O Tribunal Regional Federal (TRF) da 1ª Região ordenou que o pedido de afastamento de Ricardo Salles do Ministério do Meio Ambiente, feito pelo Ministério Público Federal (MPF) - em julho - seja julgado "imediatamente". O documento afirma que o ministro está promovendo uma "desestruturação dolosa das estruturas de proteção ao meio ambiente".
A decisão foi tomada pelo desembargador federal Ney Bello, relator do processo contra Salles no TRF1. Porém, mesmo que ele tenha usado a expressão "imediatamente" no processo, não há um prazo legal para que o juiz Márcio de França Moreira, substituto da 8ª Vara Federal do Distrito Federa, decida isso.
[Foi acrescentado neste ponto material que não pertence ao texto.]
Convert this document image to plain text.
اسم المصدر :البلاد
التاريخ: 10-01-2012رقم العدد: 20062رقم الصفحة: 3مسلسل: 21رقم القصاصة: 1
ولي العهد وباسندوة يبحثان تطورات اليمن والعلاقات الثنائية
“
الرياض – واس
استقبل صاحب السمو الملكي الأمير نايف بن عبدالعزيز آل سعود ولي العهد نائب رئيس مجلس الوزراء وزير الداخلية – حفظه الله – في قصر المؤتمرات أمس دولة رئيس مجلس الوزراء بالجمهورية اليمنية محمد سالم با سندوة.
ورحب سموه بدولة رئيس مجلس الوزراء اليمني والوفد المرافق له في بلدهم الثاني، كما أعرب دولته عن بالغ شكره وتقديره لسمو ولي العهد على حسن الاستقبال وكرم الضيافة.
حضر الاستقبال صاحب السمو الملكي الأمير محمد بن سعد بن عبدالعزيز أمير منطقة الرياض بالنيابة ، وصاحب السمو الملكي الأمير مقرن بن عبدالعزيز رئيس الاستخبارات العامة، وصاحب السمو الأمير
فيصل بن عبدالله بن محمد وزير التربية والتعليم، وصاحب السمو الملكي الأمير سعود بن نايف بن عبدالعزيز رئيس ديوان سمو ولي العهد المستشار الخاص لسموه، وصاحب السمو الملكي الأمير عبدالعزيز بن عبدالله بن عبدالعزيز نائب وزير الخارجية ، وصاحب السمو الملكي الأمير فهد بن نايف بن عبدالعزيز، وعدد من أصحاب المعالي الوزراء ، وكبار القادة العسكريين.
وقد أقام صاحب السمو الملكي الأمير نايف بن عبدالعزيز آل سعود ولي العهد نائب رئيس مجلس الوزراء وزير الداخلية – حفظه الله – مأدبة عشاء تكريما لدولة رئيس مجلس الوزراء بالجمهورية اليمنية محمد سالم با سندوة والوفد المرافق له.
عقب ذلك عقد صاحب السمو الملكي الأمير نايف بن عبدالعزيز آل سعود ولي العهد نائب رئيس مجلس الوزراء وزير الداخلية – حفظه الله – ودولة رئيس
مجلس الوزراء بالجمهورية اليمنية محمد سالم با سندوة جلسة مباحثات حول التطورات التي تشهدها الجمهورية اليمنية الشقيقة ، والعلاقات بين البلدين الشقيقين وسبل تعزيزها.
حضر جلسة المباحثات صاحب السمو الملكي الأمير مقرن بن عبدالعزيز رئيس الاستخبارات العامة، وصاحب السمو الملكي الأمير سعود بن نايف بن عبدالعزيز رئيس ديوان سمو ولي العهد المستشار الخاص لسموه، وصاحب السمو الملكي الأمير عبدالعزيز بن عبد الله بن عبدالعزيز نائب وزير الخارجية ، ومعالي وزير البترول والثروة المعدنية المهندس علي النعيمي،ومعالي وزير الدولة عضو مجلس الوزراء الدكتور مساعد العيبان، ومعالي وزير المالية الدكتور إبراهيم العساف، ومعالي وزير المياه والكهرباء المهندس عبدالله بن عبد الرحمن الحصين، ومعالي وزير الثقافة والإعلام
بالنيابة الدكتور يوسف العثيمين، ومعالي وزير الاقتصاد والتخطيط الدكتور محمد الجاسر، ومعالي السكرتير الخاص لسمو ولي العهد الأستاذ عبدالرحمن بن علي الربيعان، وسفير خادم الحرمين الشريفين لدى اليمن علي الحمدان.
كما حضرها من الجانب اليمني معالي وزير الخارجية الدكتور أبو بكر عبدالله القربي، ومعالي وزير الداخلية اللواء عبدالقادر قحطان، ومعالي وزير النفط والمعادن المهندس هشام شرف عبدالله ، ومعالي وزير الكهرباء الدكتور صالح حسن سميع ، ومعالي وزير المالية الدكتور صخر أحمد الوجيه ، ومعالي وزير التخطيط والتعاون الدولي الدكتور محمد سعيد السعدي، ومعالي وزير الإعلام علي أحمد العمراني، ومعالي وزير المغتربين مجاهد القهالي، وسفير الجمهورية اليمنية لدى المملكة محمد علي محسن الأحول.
Segundo o UOL, Moreira ja havia tentado remeter a ação para a Justiça Federal de Santa Catarina, sob a alegação de que um processo semelhante ocorria lá, mas o TRF1 cassou essa ordem. A ação foi pedida por um grupo de 12 procuradores da República, listando o que consideram "improbidade administrativa".
O pedido cita as demissões de servidores do Ibama responsáveis por ações de fiscalização ambiental contra o garimpo ilegal; a interferência política no Inpe (Instituto Nacional de Pesquisas Espaciais), órgão responsável pelo monitoramento por satélite de queimadas; e a paralisação do Fundo Amazônia, que recebia doações bilionárias de países europeus como Alemanha e Noruega para ações de combate ao desmatamento.
Os procuradores ainda citaram a fala de Ricardo Salles na reunião ministerial de 22 de abril, quando defendeu que ele e os colegas aproveitassem que a imprensa estava dedicada à cobertura da pandemia para "passar a boiada" em regras ambientais e administrativas, alterando portarias e outras normas "de baciada".